Now let’s look at the numbers on an average hourly rate in raw dollars now compared with prior years. Total private sector jobs are averaging a rate of $27.24 per hour as of September. That’s up from $26.51 in September of 2017. At the end of 2012, average hourly earnings were $23.73, and they were $23.25 at the end of 2011.

The average hourly workweek was flat 34.5 hours in September. This number just has not changed much through time.

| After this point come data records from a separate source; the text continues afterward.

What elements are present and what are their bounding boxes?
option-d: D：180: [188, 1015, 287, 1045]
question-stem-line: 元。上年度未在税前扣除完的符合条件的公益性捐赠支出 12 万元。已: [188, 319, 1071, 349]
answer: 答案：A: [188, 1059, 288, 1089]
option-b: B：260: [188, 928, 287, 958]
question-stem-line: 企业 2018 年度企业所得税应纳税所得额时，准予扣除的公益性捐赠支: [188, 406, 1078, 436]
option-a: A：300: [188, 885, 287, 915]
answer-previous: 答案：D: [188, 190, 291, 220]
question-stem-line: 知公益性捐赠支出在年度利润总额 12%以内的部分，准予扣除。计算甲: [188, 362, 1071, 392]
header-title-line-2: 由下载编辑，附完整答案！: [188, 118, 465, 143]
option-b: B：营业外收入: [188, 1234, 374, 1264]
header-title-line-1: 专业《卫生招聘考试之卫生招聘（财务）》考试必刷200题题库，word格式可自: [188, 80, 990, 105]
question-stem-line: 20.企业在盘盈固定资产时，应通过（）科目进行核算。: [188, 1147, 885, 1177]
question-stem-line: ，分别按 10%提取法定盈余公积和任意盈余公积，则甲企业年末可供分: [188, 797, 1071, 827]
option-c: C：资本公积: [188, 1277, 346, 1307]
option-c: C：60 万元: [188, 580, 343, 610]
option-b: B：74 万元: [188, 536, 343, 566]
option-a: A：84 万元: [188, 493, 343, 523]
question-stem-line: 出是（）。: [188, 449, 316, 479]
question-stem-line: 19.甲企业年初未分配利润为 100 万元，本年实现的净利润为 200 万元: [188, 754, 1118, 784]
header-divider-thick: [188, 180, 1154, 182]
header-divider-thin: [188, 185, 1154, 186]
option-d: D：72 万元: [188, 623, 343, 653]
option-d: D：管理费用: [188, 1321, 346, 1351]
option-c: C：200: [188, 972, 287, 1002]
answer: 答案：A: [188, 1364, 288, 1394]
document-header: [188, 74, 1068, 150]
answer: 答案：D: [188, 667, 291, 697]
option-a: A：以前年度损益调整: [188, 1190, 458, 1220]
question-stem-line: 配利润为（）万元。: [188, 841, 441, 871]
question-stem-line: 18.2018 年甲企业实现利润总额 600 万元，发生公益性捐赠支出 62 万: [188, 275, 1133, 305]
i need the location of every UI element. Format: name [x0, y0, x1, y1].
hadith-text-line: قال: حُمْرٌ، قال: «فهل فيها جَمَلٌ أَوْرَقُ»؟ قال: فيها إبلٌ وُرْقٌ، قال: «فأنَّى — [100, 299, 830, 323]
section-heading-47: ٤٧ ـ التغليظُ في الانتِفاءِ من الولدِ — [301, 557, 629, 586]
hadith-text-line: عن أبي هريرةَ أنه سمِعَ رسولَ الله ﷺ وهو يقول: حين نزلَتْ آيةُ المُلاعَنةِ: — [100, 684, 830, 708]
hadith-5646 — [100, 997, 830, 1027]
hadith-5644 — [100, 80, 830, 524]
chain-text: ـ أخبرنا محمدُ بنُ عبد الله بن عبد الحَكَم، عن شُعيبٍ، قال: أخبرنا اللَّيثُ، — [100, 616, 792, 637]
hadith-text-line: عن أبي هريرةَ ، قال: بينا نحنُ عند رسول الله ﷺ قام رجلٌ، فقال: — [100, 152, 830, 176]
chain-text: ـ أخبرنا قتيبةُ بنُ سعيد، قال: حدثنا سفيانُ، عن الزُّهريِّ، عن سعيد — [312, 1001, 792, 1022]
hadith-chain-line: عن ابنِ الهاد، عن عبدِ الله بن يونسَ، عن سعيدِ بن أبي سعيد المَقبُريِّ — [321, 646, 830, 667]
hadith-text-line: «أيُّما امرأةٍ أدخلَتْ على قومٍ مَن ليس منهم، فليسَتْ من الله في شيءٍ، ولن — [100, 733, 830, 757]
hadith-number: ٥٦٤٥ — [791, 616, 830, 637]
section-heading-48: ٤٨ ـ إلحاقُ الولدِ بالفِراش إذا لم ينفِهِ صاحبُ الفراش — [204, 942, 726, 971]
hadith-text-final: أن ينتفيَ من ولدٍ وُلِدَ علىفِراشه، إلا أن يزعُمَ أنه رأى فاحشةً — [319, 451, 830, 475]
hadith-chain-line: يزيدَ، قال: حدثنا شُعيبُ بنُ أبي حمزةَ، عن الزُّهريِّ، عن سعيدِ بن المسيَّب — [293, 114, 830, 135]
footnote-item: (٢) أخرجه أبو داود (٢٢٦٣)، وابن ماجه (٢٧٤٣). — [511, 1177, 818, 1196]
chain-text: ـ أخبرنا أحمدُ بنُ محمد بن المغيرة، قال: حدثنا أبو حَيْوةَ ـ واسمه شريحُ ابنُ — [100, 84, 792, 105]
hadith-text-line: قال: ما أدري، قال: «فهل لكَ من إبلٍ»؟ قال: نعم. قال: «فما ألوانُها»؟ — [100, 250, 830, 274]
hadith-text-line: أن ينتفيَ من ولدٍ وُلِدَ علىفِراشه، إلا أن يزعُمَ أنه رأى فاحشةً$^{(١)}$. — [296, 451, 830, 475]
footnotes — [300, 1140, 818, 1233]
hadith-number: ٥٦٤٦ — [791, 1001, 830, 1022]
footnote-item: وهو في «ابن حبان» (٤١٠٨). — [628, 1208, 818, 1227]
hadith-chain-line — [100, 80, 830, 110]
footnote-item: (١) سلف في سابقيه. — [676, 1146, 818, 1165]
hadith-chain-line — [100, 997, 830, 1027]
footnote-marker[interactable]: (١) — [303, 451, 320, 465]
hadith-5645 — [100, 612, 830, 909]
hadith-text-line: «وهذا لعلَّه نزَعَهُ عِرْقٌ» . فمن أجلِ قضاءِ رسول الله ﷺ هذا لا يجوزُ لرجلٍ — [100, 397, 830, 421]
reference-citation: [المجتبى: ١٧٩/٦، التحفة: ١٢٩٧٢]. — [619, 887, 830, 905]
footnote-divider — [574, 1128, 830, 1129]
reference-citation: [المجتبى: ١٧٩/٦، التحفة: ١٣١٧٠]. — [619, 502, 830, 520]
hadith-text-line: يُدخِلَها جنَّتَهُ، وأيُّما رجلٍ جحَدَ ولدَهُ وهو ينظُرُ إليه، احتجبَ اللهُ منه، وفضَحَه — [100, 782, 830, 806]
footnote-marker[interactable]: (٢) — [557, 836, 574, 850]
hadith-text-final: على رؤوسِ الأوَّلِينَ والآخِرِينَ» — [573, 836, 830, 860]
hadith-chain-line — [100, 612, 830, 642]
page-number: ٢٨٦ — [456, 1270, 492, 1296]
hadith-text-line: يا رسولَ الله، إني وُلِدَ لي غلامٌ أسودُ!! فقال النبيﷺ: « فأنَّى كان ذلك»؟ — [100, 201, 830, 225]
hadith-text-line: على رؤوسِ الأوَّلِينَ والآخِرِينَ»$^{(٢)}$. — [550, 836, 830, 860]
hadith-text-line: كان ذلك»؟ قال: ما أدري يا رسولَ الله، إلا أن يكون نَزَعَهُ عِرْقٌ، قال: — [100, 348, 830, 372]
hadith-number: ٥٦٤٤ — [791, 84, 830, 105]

Another measurement is the number of long-term unemployed, which is a list of workers who have been jobless for 27 weeks or more. These people accounted for 22.9% of all unemployed people and were roughly 1.4 million people in September.

Employment showed little or no change over the month in major industries such as wholesale trade, retail trade, information, financial activities and government jobs. Here was the breakdown of industries and sectors with the big changes in numbers of jobs in September:

  • Professional and business services up 54,000 in September and up by 560,000 over the year.
  • Health care employment up 26,000 in September and up 302,000 over the year.
  • Transportation and warehousing up 24,000 in September and up 174,000 over the year.
  • Construction jobs up 23,000 in September and up 315,000 jobs over the past 12 months.
  • Manufacturing jobs up 18,000 in September and up 278,000 over the past 12 months.
  • Mining jobs up 6,000 over the month and by 53,000 over the year.
  • And leisure and hospitality was down by 17,000 over the month.

Among the major worker groups, the unemployment rates were shown as follows:

  • Adult men (3.4%)
  • Adult women (3.3%)
  • Whites (3.3%)
  • Teenagers (12.8%)
  • Blacks (6.0%)
  • Asians (3.5%)
  • Hispanics (4.5%)

As you can see, there are many issues behind the numbers that you just don’t get in the headlines. Fortunately, most of the numbers are still looking quite positive for the economy and for the labor market in general.